Royals to get more taxpayers' cash as Crown income rises
The monarchy is expected to receive a financial boost from the taxpayer after the Crown Estate, whose profits fund the Queen's official work, recorded a large jump in income.
On the day Buckingham Palace accounts were released showing the Queen's official net expenditure increased by £2m to almost £42m, figures from the Crown Estate revealed an 8%, or £24.7m, rise in profits to £328.8m in 2016/17.
Under the Sovereign Grant funding formula, which pays for costs such as royal household salaries, official travel and the upkeep of royal palaces, the Queen receives a percentage of the Crown Estate profits for her official expenditure, but from funds two years in arrears.
In the 2018/19 financial year, the grant is expected to be £82.2m, 25% of the Crown Estate's £328.8m profits paid to the Treasury, an increase of 8% or just over £6m.
The Queen and the Royal Family's official travel cost the taxpayer £4.5m during 2016/17, up £500,000, but a royal source has revealed the Queen keeps an eye on travel costs.
Not only does the Queen "sign off" all royal travel, the source suggested she comments to her family if the visit is too expensive. It said: "She might have a word in the ear of the principle."
Clarence House has also released its annual accounts, which showed the Prince of Wales' annual income from his hereditary estate the Duchy of Cornwall has increased by 1.2% to £20.7m.
Sir Alan Reid, Keeper of the Privy Purse, said: "When you look at these accounts the bottom line is the Sovereign Grant last year equated to 65 pence per person, per annum, in the United Kingdom, that's the price of a first class stamp. Consider that against what the Queen does and represents for this country, I believe it represents excellent value for money."
The accounts reveal the most expensive trip was a £154,000 visit by the Prince of Wales to Romania and, with the Duchess of Cornwall, Italy and Austria, their first trip in the official Government jet used by David Cameron and dubbed "Cam Force One".

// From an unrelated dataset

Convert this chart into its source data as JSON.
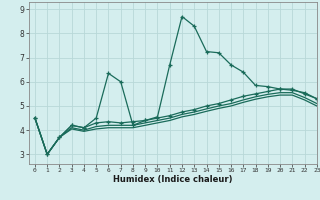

The price for using the converted RAF A330 Voyager refuelling aircraft is the top figure of a number of estimates, but a source said: "We are also satisfied, as I believe Government are, that the use of Voyager will prove to be value for money against the cost of commercial charters, particularly for these longer overseas visits."
The accounts also show the Duke of Edinburgh made a £18,690 trip on the royal train to attend a dinner in Plymouth last November, marking two important Royal Marines anniversaries, travelling from Taplow, Buckinghamshire, and returning to Windsor.
To help pay for a £369m refurbishment of Buckingham Palace, the percentage of the Crown Estate profits paid to the Sovereign Grant will increase from 15% to 25% between 2017 to 2027.
Work to renovate other royal residences continues and the royal accounts reveal £1.2m had been spent last year replacing the doors of Windsor Castle's orangery.
The Sovereign Grant for 2016/17 was £42.8m, up £2.7m on the previous financial year. Property maintenance had risen £1.5m to £17.8m.